La tematica degli ospedali ha anche altri aspetti critici; si veda, ad esempio, le sperimentazioni messe in atto da alcune regioni per un'apertura dei servizi diagnostici e degli ambulatori nelle ore festive e notturne, al fine di ridurre le liste d'attesa. Il rischio di porre nuove problematiche organizzative, prima di aver affrontato e risolto quelle tradizionali, è molto alto. Infatti i costi di queste decisioni sono elevati, a meno che il tutto sia fatto riducendo le prestazioni offerte nei normali periodi di apertura; inoltre è necessario garantire che la qualità degli operatori sanitari sia adeguata in ogni momento. Ancora una volta ci troviamo a chiedere con insistenza che vengano condotte sperimentazioni serie su strumenti, metodi e risultati: sembra invece prevalere ancora una volta la fretta degli annunci! Poi il tutto viene dimenticato... Ad esempio, chi è il cittadino tipo che si reca per un esame radiologico non di urgenza la sera del sabato? E, soprattutto, quanti sono? Quale sarà il rapporto di questi servizi con il pronto soccorso? Vi sarà realmente una significativa riduzione delle liste d'attesa? Il cittadino dovrà pagare un extra ticket o, al contrario, nelle ore disagiate pagherà di meno?

La medicina di gruppo rappresenta un altro punto centrale nelle discussioni oggi prevalenti. Fino ad ora è sembrata soprattutto un'affermazione di principio, ma non sono state condotte analisi precise sui finanziamenti necessari per organizzare e far funzionare le nuove aggregazioni, sugli aspetti normativi (i medici di guardia medica condivideranno i mutuati?), su quelli psicologici (è stato mai dimostrato che il cittadino preferisca rivolgersi ad un medico che non conosce, che lavora all'interno di un gruppo a 10 km da casa, piuttosto che al pronto soccorso di un ospedale le cui competenze sono ben note?). Si annunciano innovazioni delle quali non si conoscono né i contenuti né i possibili risultati...
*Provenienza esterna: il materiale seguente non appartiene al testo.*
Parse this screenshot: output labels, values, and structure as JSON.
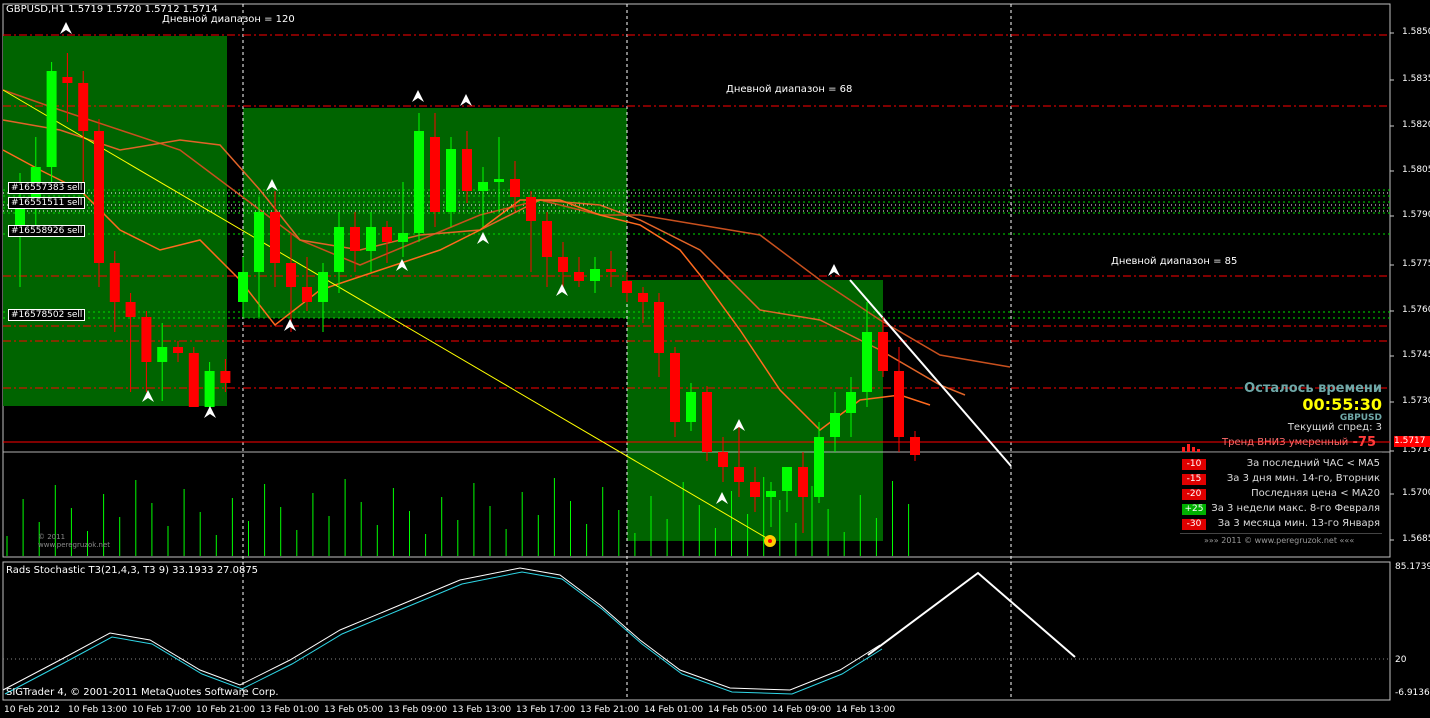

L'insieme delle osservazioni soprariportate configura un quadro d'assieme che esprime una forte esigenza di governo, frutto di cultura, di confronto con i paesi esteri e delle loro esperienze, di sperimentazioni accurate e metodologicamente corrette, di sensibilità politica. Chi scrive ha più volte espresso in passato l'esigenza che i sistemi sanitari possano muoversi con autonomia, autoregolandosi nel tempo rispetto agli eventi. Valorizzare alcuni punti fermi, alcuni dei quali sono quelli indicati, non vuol dire imporre un ordine miope e gretto, comprimendo l'originalità delle espressioni territoriali, ma offrire indicazioni attorno alle quali le autonomie possono esprimere il massimo della propria capacità, raggiungendo risultati altamente significativi per la comunità.